The Talq Consortium, which developed the Smart City Protocol, a global interface standard for smart city device networks, has announced it is available on GitHub.

According to the consortium, it decided to share the specification to help cities better understand why they should include it as a request in public tenders across a range of smart city applications.

In a statement, Talq said after nine years developing a modern, functional and flexible software protocol to enable interoperability of smart street lighting systems and other smart city applications from multiple vendors, the consortium is “pleased to share with the smart city community” the detail of its OpenAPI specification in the public domain.

“Personally, I believe that this is a very exciting time for the consortium as membership continues to grow, new Talq certifications are confirmed nearly every month and Talq branches further out into smart cities,” said Rui Peixe, chairman of Talq’s technical workgroup.

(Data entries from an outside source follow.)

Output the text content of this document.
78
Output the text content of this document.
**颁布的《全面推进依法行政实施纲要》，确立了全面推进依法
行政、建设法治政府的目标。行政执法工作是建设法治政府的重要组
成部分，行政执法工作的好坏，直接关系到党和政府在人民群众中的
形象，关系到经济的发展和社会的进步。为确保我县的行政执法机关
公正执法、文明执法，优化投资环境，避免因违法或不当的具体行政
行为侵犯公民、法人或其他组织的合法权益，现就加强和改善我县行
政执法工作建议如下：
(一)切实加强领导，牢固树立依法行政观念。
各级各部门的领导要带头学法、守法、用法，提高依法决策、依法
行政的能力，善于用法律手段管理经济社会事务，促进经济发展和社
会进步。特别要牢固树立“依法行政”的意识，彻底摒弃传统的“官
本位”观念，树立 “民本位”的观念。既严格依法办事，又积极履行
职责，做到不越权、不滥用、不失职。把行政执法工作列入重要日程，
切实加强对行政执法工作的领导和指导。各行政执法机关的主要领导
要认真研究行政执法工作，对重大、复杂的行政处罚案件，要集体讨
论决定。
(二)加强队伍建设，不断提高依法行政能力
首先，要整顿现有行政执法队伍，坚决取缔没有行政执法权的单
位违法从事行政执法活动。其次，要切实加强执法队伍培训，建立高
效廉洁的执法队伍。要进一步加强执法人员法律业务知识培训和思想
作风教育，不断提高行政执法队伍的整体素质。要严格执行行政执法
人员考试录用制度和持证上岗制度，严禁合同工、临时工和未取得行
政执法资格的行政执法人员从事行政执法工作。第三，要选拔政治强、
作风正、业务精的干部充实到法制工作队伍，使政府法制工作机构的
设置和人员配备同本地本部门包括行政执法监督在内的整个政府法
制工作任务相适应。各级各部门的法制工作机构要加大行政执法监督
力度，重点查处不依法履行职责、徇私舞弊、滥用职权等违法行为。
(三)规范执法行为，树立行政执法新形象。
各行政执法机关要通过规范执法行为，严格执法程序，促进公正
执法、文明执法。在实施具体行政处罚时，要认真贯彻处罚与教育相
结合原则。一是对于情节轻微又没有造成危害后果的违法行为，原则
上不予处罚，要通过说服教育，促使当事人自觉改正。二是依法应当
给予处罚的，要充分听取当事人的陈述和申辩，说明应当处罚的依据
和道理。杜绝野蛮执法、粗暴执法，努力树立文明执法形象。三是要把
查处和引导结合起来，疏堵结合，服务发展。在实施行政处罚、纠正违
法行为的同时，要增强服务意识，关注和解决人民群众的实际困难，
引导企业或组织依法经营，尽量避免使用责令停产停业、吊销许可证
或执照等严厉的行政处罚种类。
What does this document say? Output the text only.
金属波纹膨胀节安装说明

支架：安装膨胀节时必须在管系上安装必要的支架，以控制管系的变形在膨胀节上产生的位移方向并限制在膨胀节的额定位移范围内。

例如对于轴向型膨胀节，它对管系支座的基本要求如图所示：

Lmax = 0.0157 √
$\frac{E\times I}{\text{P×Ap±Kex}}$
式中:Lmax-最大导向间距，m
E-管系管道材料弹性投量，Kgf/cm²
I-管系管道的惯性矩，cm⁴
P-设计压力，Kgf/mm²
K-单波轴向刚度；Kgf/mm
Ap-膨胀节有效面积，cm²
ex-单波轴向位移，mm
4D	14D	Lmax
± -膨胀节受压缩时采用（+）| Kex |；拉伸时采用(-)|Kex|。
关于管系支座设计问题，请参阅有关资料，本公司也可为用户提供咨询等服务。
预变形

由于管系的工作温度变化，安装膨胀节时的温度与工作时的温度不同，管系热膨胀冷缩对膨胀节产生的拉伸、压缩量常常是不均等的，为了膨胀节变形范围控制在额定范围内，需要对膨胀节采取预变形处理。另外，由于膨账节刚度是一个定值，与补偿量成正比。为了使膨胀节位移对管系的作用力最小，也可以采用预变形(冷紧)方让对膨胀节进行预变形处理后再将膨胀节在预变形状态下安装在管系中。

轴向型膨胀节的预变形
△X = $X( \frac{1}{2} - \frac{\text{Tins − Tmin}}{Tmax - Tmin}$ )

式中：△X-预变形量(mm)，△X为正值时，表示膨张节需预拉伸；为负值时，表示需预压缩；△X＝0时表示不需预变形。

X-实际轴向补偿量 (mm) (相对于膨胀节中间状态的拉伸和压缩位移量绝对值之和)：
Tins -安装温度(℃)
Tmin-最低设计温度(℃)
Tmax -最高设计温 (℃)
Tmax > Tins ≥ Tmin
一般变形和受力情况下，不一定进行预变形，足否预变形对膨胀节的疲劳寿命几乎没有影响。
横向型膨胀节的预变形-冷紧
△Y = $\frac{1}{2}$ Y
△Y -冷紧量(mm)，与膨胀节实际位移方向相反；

“We are confident that greater exposure of the standard will drive yet more progress in the industry.”

Making the specification public allows manufacturers of central management software (CMS) and outdoor device networks (ODNs, so-called ‘gateways’) to consider integrating the protocol into their own systems and to become interoperable with the solutions of other vendors.

The benefit to the smart city community is that there will be even more awareness of the specification – both vendors and cities – allowing them to profit from decades of smart outdoor lighting and smart city experience and prepare future-proof solutions, while at the same time opening the specification up to public scrutiny, Talq claims.

The OpenAPI definition provides developers with access to an extensive set of tools, the consortium reports. Documentation generation tools can be used to display the API, and code generation tools can create servers and clients in various programming languages. A range of testing and other tools is also available, all of which aims to reduce the development effort for system manufacturers.

Compliance with the specification will remain restricted to member companies, which will retain access to the test suite with which they can test their systems internally until they are ready for official certification, Talq added.

Certification of Talq-compliant systems and the inclusion of a product in the official list of certified products is reserved for members only. Regular members can certify as many products as often as they wish without additional charge; associate members pay a small fee per certification of each product. Members can request certification by passing a complete set of test cases with the test tool and sending the results to the certification work group.